Auch die anderen großen Zeitungen des Landes sind sicher, dass Lopeteguis Uhr nach der bitteren 1:5-Klatsche gegen den FC Barcelona abgelaufen ist. Auch nach 14 Partien unter seiner Leitung gelang es dem 52-Jährigen nicht, dem amtierenden Champions League-Sieger eine funktionierende Spielidee einzuimpfen. In der Defensive offenbart das Team ungeahnte Schwächen, nach vorne fehlt die Durchschlagskraft.

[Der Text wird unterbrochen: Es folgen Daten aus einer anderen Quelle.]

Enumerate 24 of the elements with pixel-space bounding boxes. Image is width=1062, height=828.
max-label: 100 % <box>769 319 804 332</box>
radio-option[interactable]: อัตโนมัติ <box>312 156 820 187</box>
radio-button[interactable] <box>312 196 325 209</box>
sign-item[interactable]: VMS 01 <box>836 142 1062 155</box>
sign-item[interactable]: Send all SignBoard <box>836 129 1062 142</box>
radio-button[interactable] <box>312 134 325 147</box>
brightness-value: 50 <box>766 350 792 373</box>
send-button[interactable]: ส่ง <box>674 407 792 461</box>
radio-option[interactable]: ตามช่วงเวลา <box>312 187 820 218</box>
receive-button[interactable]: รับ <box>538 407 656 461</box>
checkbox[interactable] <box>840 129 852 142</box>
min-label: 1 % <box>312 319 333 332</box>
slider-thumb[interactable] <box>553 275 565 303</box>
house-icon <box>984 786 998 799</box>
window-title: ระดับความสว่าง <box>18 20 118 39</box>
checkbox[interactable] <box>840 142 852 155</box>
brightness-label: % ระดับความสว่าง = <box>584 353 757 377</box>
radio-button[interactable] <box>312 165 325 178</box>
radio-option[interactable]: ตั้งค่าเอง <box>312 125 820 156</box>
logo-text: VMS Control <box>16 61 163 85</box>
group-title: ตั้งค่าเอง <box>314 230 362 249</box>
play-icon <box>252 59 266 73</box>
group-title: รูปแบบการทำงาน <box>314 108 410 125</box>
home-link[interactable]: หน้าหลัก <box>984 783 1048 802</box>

Lopetegui selbst gibt sich weiterhin kämpferisch, sagte nach der Pleite im Clásico: „Ich habe meine Stärken. Wir sind erst im Oktober. Ich würde gerne im April und Mai noch dabei sein, um zu sehen, was dann passiert. Wir können immer noch Titel gewinnen.“ Auch die Medien geben dem Übungsleiter bei weitem nicht die Alleinschuld an der Krise. Präsident Pérez steht aufgrund seiner Transferpolitik aus dem Sommer ebenso heftig in der Kritik.

Bei anhaltendem Misserfolg müssen aber bekanntlich Köpfe rollen. Der vom Vereinsboss wird es auch dieses Mal nicht sein. Stattdessen muss wohl Lopetegui dran glauben. Als Nachfolger steht Antonio Conte in den Startlöchern. Ob der Defensivfanatiker aus Italien bei den Real-Fans neue Begeisterung auslösen wird, ist allerdings äußerst fraglich.